Impact varies by country, carrier routing, and the specific PT/EQA event.
What You Should Do
If your laboratory is affected, take these steps:
- If your materials arrive, test immediately.
- Monitor shipping notifications. You will receive updates when shipments are released and moving.
- Review your evaluation details in e-LAB Solutions Suite (ELSS) on cap.org for program-specific instructions.
- Contact your distributor or CAP support if you need a shipment status for a specific event.
What the CAP Is Doing
The CAP is working with logistics partners and conducting pilot shipments to assess transit reliability.
We are taking steps to resume consistent delivery as shipping conditions stabilize in the region.
We will continue to monitor conditions and share updates as they become available.
Need Help?
Need help with your PT/EQA shipment or program requirements?
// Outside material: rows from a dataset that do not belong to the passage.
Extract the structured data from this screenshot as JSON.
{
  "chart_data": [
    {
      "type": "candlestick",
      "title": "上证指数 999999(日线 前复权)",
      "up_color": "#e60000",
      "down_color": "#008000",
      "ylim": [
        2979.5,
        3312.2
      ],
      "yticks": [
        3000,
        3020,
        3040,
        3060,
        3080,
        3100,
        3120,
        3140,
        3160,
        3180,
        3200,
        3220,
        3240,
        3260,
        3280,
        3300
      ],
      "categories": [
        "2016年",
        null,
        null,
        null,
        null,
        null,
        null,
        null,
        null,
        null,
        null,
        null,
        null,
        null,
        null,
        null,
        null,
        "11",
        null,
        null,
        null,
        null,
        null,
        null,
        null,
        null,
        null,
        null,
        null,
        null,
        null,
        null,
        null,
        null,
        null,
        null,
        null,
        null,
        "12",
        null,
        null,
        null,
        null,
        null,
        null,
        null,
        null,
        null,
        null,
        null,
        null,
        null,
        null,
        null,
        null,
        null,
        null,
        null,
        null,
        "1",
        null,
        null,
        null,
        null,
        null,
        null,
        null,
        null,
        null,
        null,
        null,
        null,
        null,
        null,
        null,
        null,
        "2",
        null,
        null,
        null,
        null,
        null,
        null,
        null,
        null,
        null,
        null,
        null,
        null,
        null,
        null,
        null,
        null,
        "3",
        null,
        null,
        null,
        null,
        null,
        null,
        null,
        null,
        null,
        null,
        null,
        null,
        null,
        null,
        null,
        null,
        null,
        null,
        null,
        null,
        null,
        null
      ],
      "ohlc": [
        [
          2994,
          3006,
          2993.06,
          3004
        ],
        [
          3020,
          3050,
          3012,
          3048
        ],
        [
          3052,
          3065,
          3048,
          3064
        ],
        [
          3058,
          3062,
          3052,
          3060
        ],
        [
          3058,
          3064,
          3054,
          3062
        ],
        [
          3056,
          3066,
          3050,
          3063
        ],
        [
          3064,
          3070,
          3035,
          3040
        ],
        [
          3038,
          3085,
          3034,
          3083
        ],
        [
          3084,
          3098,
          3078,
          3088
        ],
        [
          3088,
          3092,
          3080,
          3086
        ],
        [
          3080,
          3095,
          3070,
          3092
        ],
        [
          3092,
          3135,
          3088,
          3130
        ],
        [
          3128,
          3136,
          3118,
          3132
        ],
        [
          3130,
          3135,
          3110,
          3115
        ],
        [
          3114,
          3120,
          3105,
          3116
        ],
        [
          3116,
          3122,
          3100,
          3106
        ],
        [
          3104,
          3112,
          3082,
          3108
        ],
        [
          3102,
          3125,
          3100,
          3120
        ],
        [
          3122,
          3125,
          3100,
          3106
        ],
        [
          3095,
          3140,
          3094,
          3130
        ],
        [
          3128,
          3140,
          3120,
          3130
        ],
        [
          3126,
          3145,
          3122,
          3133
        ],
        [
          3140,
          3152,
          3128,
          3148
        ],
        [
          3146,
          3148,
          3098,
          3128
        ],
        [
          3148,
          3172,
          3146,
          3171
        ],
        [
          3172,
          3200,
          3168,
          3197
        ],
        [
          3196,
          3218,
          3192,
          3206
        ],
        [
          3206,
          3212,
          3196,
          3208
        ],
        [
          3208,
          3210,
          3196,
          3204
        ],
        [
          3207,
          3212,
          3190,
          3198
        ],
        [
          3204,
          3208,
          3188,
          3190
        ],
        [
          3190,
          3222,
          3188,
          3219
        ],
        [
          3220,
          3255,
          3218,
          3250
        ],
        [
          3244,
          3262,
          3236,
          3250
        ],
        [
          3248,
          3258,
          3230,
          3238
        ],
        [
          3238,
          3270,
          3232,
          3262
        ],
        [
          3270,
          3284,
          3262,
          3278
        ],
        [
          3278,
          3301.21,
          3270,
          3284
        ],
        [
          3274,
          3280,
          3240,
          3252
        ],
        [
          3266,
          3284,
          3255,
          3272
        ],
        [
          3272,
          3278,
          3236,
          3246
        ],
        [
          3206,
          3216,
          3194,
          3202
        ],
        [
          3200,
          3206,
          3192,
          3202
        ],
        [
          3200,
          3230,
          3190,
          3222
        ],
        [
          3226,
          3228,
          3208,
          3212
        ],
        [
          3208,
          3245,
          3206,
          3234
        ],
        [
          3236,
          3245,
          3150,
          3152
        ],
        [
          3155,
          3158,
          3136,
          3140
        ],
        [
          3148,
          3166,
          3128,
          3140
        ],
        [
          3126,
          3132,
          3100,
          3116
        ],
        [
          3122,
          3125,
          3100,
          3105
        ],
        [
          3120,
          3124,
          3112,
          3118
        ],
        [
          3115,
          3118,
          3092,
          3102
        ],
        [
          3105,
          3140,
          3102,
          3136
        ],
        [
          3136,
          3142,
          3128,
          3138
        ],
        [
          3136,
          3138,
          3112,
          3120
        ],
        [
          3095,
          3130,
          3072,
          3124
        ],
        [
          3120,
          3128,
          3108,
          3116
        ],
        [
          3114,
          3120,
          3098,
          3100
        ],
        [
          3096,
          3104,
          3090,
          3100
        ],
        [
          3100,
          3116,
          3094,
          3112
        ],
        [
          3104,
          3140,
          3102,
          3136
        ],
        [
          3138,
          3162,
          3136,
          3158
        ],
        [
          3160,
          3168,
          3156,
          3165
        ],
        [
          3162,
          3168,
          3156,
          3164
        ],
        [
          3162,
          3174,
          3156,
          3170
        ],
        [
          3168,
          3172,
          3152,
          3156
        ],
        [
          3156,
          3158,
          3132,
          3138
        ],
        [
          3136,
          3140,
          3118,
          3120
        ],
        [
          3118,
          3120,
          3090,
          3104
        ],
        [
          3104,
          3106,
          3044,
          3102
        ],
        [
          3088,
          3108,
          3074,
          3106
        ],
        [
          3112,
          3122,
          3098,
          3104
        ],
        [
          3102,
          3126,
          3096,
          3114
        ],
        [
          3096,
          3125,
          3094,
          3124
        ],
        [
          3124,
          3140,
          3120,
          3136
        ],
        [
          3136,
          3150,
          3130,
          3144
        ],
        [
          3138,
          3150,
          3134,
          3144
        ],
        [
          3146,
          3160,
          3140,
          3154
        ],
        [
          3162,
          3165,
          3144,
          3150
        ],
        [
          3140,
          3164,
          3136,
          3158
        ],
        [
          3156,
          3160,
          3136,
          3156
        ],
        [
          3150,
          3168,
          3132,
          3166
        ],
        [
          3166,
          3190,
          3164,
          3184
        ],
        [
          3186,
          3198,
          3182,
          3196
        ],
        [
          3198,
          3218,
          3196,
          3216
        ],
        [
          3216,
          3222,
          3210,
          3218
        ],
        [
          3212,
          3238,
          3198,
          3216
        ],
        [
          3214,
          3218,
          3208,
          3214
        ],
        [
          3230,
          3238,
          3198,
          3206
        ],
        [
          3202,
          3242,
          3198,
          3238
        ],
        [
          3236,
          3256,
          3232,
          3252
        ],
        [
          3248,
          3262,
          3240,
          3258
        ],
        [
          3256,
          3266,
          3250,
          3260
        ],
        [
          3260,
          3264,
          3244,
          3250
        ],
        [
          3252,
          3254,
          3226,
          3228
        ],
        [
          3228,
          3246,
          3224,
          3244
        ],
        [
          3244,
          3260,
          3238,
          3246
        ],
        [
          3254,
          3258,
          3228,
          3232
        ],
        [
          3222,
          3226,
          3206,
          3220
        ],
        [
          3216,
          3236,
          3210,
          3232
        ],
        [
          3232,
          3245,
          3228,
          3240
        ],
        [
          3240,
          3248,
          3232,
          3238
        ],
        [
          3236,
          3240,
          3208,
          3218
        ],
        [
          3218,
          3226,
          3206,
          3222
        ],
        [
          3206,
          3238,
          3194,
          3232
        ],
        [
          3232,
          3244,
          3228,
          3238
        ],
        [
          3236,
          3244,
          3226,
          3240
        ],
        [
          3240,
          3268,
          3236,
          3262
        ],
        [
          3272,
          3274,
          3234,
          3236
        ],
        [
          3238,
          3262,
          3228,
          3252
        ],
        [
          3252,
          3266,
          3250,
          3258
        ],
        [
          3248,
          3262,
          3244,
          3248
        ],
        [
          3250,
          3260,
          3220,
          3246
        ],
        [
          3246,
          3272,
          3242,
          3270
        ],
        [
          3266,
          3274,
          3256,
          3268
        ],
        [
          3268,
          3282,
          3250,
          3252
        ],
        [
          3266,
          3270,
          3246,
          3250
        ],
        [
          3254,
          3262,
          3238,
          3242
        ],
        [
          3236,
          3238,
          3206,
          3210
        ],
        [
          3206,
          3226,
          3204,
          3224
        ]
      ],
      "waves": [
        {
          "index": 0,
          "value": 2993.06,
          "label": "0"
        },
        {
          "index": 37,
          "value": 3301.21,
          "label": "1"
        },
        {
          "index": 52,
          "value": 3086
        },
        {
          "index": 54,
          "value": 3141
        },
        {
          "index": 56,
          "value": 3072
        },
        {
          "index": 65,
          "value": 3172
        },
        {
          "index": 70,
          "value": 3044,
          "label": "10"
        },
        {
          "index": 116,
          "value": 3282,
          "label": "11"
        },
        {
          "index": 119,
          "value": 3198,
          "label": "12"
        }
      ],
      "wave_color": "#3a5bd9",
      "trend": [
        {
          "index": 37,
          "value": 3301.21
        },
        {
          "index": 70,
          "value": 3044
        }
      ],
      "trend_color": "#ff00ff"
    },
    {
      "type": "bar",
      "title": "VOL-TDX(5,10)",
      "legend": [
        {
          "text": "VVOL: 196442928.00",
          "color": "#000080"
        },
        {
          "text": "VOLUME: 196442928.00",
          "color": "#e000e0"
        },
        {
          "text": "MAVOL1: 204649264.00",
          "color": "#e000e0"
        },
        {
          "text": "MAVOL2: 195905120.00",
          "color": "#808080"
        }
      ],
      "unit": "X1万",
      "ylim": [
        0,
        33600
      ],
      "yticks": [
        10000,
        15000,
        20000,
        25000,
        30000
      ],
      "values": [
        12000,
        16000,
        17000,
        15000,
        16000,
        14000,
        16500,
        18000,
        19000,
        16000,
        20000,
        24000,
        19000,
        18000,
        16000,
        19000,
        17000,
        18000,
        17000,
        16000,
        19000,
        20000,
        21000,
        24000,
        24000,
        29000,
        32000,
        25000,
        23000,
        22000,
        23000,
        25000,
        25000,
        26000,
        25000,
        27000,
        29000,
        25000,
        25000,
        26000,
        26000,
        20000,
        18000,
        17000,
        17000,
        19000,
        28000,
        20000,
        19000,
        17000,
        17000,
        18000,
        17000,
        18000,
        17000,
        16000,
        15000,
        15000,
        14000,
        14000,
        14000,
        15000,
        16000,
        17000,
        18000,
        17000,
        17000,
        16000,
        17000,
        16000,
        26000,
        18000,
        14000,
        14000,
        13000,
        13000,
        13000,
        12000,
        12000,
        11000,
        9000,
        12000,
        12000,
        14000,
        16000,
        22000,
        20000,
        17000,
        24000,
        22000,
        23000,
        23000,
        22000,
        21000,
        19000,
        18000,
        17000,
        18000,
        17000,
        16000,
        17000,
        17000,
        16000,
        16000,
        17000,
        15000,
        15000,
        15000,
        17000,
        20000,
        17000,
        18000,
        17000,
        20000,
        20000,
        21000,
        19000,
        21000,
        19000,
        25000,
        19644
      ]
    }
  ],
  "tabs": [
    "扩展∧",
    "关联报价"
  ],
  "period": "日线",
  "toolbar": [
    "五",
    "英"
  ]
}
Contact the CAP Customer Contact Center for assistance with shipping, code 55 assignment, or alternative assessment options based on your 2026 enrollment.
Proficiency testing is required for regulated analytes. To determine which results are submitted to CMS, the CAP follows a predefined precedence, unless otherwise specified by the laboratory. Our CMS Analyte Reporting Selections (PDF) reference guide helps you navigate your way through the process. Log in to e-LAB Solutions Suite to access your current analyte reporting selections.